Source: Iranian Journal of Allergy# Asthma and Immunology Published:2022


Abstract

Chronic lymphocytic leukemia (CLL) is the clonal expansion of mature CD5+ B cells and the most common lymphoproliferative disease in adults (B1-CLL). B1 cells' anti-inflammatory effects include the production of natural IgM (nIgM) by the spleen and bone marrow, decreased inflammatory cytokines as a primary response to maintaining tissue homeostasis, and enhanced release of transforming growth factor β (TGFβ). We used the flow cytometry technique in peripheral blood from patients with CLL and multiple sclerosis (MS) to immunophenotype B cells and their subpopulations.
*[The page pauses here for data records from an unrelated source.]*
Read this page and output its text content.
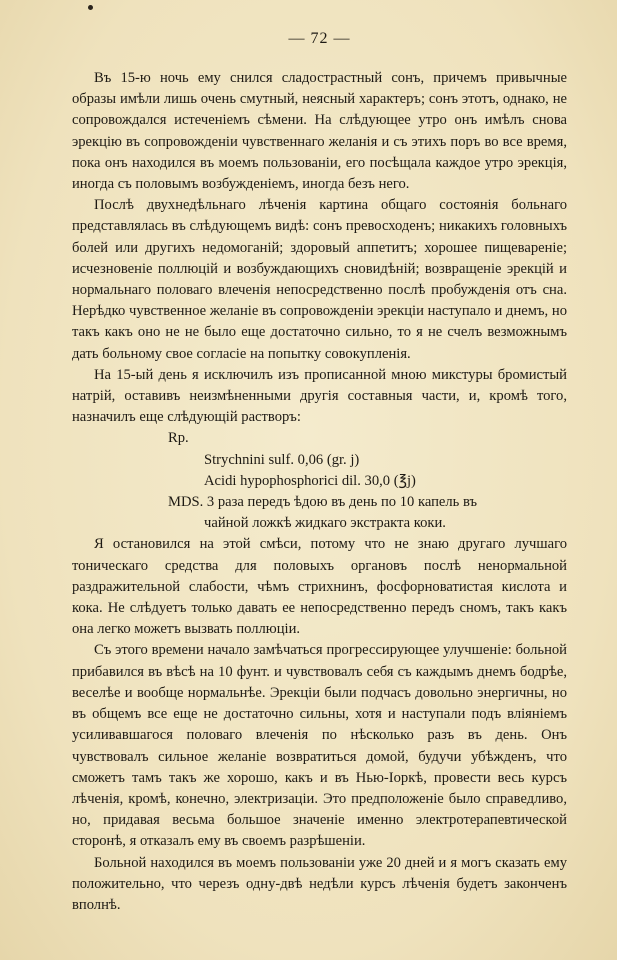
— 72 —

Въ 15-ю ночь ему снился сладострастный сонъ, причемъ привычные образы имѣли лишь очень смутный, неясный характеръ; сонъ этотъ, однако, не сопровождался истеченіемъ сѣмени. На слѣдующее утро онъ имѣлъ снова эрекцію въ сопровожденіи чувственнаго желанія и съ этихъ поръ во все время, пока онъ находился въ моемъ пользованіи, его посѣщала каждое утро эрекція, иногда съ половымъ возбужденіемъ, иногда безъ него.

Послѣ двухнедѣльнаго лѣченія картина общаго состоянія больнаго представлялась въ слѣдующемъ видѣ: сонъ превосходенъ; никакихъ головныхъ болей или другихъ недомоганій; здоровый аппетитъ; хорошее пищевареніе; исчезновеніе поллюцій и возбуждающихъ сновидѣній; возвращеніе эрекцій и нормальнаго половаго влеченія непосредственно послѣ пробужденія отъ сна. Нерѣдко чувственное желаніе въ сопровожденіи эрекціи наступало и днемъ, но такъ какъ оно не не было еще достаточно сильно, то я не счелъ везможнымъ дать больному свое согласіе на попытку совокупленія.

На 15-ый день я исключилъ изъ прописанной мною микстуры бромистый натрій, оставивъ неизмѣненными другія составныя части, и, кромѣ того, назначилъ еще слѣдующій растворъ:

Rp.

Strychnini sulf. 0,06 (gr. j)

Acidi hypophosphorici dil. 30,0 (℥j)

MDS. 3 раза передъ ѣдою въ день по 10 капель въ
чайной ложкѣ жидкаго экстракта коки.

Я остановился на этой смѣси, потому что не знаю другаго лучшаго тоническаго средства для половыхъ органовъ послѣ ненормальной раздражительной слабости, чѣмъ стрихнинъ, фосфорноватистая кислота и кока. Не слѣдуетъ только давать ее непосредственно передъ сномъ, такъ какъ она легко можетъ вызвать поллюціи.

Съ этого времени начало замѣчаться прогрессирующее улучшеніе: больной прибавился въ вѣсѣ на 10 фунт. и чувствовалъ себя съ каждымъ днемъ бодрѣе, веселѣе и вообще нормальнѣе. Эрекціи были подчасъ довольно энергичны, но въ общемъ все еще не достаточно сильны, хотя и наступали подъ вліяніемъ усиливавшагося половаго влеченія по нѣсколько разъ въ день. Онъ чувствовалъ сильное желаніе возвратиться домой, будучи убѣжденъ, что сможетъ тамъ такъ же хорошо, какъ и въ Нью-Іоркѣ, провести весь курсъ лѣченія, кромѣ, конечно, электризаціи. Это предположеніе было справедливо, но, придавая весьма большое значеніе именно электротерапевтической сторонѣ, я отказалъ ему въ своемъ разрѣшеніи.

Больной находился въ моемъ пользованіи уже 20 дней и я могъ сказать ему положительно, что черезъ одну-двѣ недѣли курсъ лѣченія будетъ законченъ вполнѣ.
Whole blood from CLL and MS patients, as well as healthy controls, was used to detect nIgM using the VH4-34 gene copy number and real-time RT-PCR. We found that the proportion of CD5+ B cells was significantly lower in MS patients than in the control group and that CD5+ B lymphocytes were significantly higher in CLL patients than in the control group. Compared to the control group, CLL patients had significantly higher levels of the VH4-34 gene copy number. On the contrary, MS patients had significantly lower VH4-34 gene copy number levels compared to the control group. As the number of antibodies in CLL patients increases due to the high number of B1 cells, we propose a new way to treat MS by extracting this natural antibody from the sera of CLL patients and injecting it into MS patients. © 2022 Pezeshki et al. Published by Tehran University of Medical Sciences.